I hope you find Bill and Paul’s peer perspective refreshing – they’re both Ag Leader dealers, yes. But they are also progressive farm managers with years of plant/nitrogen experience. Read on to see how Paul uses OptRx and side-dressing to reduce nitrogen costs and effectively fertilize his crops when they need it the most – in season.
Paul Boyle can remember a time when sidedressing corn was relatively common. Growing up he remembers his dad sidedressing on the family farm. Other farmers in the area did it, too. Then things changed.
“As farms got bigger, farming practices changed and people went away from sidedressing because of the extra time it takes to do it,” said Boyle, who farms near Correctionville, Iowa, and also sells precision ag products through his company, Boyle Precision Agriculture.
Sidedressing has become, in his opinion, somewhat of a novel management practice, which Boyle can’t quite understand. As a farmer and business owner, he knows money talks, and he said there’s a lot of money farmers are leaving on the table when it comes to fertilizer application.

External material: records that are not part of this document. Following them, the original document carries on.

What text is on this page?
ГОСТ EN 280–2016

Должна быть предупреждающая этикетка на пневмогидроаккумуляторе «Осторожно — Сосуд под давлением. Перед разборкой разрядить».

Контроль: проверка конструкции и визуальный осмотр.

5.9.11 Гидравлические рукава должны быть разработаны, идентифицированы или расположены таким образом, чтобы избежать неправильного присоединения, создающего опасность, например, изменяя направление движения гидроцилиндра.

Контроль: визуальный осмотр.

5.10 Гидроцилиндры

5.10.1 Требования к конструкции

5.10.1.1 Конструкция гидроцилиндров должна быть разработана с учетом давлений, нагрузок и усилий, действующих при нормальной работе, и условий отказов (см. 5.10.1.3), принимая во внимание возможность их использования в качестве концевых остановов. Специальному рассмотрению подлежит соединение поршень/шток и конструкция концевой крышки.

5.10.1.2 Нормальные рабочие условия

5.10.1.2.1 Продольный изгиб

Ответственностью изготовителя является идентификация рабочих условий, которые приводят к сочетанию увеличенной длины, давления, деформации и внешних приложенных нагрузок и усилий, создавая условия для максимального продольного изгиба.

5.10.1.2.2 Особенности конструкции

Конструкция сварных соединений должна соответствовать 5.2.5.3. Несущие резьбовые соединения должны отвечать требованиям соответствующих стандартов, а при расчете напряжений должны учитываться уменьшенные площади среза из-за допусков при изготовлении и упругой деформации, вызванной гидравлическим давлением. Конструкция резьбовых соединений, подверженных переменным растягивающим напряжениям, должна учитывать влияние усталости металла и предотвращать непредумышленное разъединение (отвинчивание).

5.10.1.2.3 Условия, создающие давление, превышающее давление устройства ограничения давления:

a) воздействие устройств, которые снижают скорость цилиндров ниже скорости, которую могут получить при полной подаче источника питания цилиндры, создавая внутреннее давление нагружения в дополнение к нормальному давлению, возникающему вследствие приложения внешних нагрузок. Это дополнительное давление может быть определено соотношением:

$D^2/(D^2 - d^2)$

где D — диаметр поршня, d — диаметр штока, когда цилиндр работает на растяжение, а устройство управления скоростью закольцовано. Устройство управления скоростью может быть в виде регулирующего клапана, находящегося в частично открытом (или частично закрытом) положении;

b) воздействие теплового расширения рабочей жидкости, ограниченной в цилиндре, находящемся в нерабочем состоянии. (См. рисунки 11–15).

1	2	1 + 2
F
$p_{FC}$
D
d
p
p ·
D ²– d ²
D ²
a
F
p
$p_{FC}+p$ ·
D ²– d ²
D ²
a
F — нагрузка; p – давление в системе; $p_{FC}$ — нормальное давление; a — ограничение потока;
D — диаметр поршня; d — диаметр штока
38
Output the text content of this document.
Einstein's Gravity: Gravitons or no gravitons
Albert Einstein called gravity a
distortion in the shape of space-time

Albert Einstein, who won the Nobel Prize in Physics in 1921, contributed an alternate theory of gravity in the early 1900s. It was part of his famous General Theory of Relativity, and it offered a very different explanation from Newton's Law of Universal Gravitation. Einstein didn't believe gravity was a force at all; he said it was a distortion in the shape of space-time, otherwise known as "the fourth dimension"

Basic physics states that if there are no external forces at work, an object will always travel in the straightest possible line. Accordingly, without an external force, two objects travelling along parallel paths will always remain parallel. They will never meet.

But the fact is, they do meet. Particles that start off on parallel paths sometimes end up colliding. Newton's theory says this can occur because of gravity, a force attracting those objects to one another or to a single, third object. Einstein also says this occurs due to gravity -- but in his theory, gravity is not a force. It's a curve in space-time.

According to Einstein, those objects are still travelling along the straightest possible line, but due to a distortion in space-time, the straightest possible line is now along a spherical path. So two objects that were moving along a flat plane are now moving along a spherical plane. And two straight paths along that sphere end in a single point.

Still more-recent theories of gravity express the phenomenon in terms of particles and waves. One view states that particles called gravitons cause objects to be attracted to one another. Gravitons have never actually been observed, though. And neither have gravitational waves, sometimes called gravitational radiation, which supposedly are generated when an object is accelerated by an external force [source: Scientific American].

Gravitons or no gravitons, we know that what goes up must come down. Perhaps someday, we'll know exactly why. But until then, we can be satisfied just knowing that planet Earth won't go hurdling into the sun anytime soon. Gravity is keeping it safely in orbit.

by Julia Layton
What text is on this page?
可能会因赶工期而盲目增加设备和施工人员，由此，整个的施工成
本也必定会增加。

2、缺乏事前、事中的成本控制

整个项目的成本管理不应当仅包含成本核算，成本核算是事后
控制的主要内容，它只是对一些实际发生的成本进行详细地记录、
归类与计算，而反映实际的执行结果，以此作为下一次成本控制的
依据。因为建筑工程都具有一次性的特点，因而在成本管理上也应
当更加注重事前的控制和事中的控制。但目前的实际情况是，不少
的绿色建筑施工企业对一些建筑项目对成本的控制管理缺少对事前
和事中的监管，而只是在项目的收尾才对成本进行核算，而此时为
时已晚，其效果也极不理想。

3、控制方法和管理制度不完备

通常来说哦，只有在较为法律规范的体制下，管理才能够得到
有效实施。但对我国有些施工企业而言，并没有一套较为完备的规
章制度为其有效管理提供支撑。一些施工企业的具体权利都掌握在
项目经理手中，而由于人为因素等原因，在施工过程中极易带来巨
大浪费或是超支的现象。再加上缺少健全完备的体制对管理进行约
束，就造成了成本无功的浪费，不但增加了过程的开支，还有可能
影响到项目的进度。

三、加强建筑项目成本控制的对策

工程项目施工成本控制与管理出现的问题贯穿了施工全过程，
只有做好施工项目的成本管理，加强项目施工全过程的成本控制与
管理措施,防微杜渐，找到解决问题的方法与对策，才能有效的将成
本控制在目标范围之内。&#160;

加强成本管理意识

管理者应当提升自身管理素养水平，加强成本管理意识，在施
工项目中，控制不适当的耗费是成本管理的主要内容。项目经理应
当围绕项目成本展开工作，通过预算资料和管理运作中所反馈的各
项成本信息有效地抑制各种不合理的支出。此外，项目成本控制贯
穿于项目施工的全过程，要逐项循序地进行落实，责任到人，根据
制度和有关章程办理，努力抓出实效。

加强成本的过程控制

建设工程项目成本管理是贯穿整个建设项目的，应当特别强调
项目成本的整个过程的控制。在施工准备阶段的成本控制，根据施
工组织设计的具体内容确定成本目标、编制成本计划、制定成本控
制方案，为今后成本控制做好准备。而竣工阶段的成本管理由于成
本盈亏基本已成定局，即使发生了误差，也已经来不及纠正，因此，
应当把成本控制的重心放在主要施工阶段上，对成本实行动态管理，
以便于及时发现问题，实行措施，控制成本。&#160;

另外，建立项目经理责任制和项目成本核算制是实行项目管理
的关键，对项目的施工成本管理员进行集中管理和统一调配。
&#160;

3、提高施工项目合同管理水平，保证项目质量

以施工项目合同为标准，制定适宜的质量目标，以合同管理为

But if you’re willing to invest a little up front to get the right equipment, like the OptRx for instance, and you’re not afraid to go out in the summer and work a few days, you’ll see the ends justify the means. — Paul Boyle
Sidedress for “Some fertilizer companies tell you that you should put as much fertilizer on as you can,” Boyle said. “And farmers mostly take the four-by-four approach: four weeks in the spring, four weeks in the fall. But people don’t eat for four weeks and live the rest of the year off it, nor do livestock. So why do we treat our crops that way?”
Boyle does, however, understand the reasoning behind this approach. Many farmers, he said, prefer to get their fertilizer application done all at once so they don’t have to worry about it for a while. But he sees a major flaw to this approach.
“In the spring, the price of nitrogen is a lot higher than it is in the summer,” Boyle said. “So not only are we putting less of it on, but we’re purchasing it at a far better price. So we’re saving quite a bit of money on nitrogen costs. When you tally up the savings on inputs, your precision tools will pay for themselves. The math is really easy.”
And yet, last year none of Boyle’s customers were doing sidedressing. This past year, he shared with them how he went about variable rate application and sidedressing. For Boyle, sidedressing helped balance the cost of inputs and enabled him to meet his increased yield goals. After considering the potential saving themselves, four customers made the switch this year, and Boyle believes it’s only a matter of time before sidedressing becomes the norm on most farming operations.